Old School vs. New – CPA Generation Gap?

Marc Rosenberg, CPA / Jan 25, 2016

Gen GapMP’s and other leadership partners are charged with being visionary in their thinking. This includes keeping the firm current and changing with the times. Firms today want to project a ‘cutting edge’ look and feel to Millennials.

In pursuit of this image firms are sometimes forced to choose between “old school” practices from an earlier era that appear to some as old-fashioned, and “new school” methods that can be described as contemporary, current, in vogue, modern, new, and up-to-date.

Jim Metzler, former VP of the AICPA says: “It’s not that old school is defective or in error, it’s just that newer alternatives have come along.”

A few examples of old school vs. new school practices:
• Paperless vs. paper files.
• Rigid work hours vs. flexible scheduling.
• Partners doing routine admin work vs. hiring a firm administrator.

New school practices are often seen as “better” or more popular than old school practices, but are they more effective?

We did some extensive polling of managing partners and nationally known CPA industry consultants, asking them to name old school practices that are better than new school. Here are some choice morsels.

The personal touch. The hands-down winner is meeting face-to-face or calling clients instead of email or texting. Nothing beats the personal touch, which often results in additional information and opportunities that would not arise electronically. It eliminates the back and forth. People tend to be curt and cryptic in electronic communication, compounded by the fact that most people are terrible writers. Clarity is often lacking in electronic communications.

Training. Live training of staff in a classroom and on the job training/shadowing vs. webinars and internet learning. The latter doesn’t engage people in discussions that make concepts understandable.
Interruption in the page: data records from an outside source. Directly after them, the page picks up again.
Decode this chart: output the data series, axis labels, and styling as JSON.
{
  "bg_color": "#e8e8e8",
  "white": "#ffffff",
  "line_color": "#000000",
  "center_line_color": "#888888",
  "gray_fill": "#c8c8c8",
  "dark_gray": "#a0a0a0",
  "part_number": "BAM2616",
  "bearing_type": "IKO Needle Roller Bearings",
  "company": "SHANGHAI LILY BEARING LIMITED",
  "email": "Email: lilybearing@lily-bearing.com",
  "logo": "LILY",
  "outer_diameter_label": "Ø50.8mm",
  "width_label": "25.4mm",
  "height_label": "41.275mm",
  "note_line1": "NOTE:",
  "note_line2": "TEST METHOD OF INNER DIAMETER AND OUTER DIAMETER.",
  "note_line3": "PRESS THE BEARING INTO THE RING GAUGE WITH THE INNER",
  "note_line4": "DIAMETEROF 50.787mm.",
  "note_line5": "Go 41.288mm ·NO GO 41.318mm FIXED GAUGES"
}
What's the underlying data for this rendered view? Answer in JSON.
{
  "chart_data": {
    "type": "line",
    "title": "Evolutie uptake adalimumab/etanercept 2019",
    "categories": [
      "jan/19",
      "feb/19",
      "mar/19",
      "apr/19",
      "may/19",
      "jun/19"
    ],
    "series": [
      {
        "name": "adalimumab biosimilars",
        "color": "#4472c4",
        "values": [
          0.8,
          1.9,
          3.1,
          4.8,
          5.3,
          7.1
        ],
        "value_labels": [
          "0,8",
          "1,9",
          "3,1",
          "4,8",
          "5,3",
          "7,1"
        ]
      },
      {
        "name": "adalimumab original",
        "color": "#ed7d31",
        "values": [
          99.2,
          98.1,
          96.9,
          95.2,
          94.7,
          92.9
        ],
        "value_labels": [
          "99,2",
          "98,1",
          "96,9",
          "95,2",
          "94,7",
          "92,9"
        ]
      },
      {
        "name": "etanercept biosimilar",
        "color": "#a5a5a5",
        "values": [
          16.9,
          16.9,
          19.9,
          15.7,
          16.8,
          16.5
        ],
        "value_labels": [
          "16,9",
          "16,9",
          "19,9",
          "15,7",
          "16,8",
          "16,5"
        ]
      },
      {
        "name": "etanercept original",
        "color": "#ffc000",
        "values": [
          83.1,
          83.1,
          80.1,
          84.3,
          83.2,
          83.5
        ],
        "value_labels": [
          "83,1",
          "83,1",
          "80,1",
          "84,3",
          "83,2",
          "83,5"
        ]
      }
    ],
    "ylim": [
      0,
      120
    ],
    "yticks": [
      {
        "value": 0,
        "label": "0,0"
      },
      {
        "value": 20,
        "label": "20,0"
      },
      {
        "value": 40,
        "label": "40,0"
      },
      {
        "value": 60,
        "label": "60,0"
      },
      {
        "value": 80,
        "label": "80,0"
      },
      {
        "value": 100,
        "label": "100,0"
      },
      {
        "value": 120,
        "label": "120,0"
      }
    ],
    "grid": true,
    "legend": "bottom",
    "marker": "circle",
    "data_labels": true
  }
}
Electronic learning can also be boring, which directly impacts learning.

Timesheets. Posting timesheets vs. so-called trash the timesheet/value-billing. Timesheets provide firms with invaluable cost-accounting data; trashing timesheets causes a loss of this management tool. My recommendation: keep the timesheets AND value bill!

Goals. MBO (management by objectives, developed by Peter Drucker in 1954) vs. bonus plans that have no link to the firm’s vision. Some people are enamored with the so-called “Balanced Scorecard” system, which is nothing more than MBO with shades of a compensation formula. MBO philosophy suggests that executive performance measurement and compensation should be aligned with the firm’s goals. Bonus plans that pay based on production, hours worked, non-performance factors and other activities that are immeasurable fail to achieve the purpose of MBO – to help the firm achieve its vision.

Mandatory retirement vs. working indefinitely. 80% of first generation firms never make it to the second. Why? Firms are deficient in succession planning.Barry Melancon, CEO of the AICPA, wrote the EEOC recently: “Accounting firms have adopted mandatory retirement policies for sound business reasons. This concept has prospered for decades while also serving the public interest. In particular, retirement provisions allow for the predictable progression of lesser tenured, and often more diverse individuals into the firm, and facilitate the orderly transition of clients from senior partners to those who will succeed them.”

Today, partners at local firms are increasingly working well past 65-66 at the expense of the firm’s succession plan. Staff need to see a future at the firm, which includes becoming a partner and taking over retiring partners’ clients. Older partners staying on  board indefinitely does not bode well for leadership development and staff retention.

Where we work: working in the office vs. remotely. There is a place for both. Working in the office enables employees to strengthen relationships, work as a team and feel part of an organization. Picking up things ad hoc in the hallway or the lunchroom and chatting with mentors and peers at the office can be invaluable to personal growth.

The 1040 interview: sitting down in person with a 1040 client vs. doing it all remotely. 1040s should never be looked at as a stand-alone product. They’re a great opportunity to identify tax and personal financial planning opportunities that would elude the firm if everything were done remotely.

What do you think? Respond to this post.


The Rosenberg Monographs drill down on tried-and-true management practices and up-and-coming concepts alike, so that firms can come to their own conclusions about which approach best fits their culture and objectives.

1 Comment

  1. Harvey Redfern on January 28, 2016 at 1:30 pm

    Dear Marc:
    I am old school, certain things don’t change over time. I still take a few tax interviews in peoples homes. Yes, they really appreciate it and I have never lost an individual client where I have done the tax interview in their home in 47 years. And they always pay their bill.
    We try and take as many face to face 1040 engagements as possible.
    Some people really do prefer to send the tax information into the office.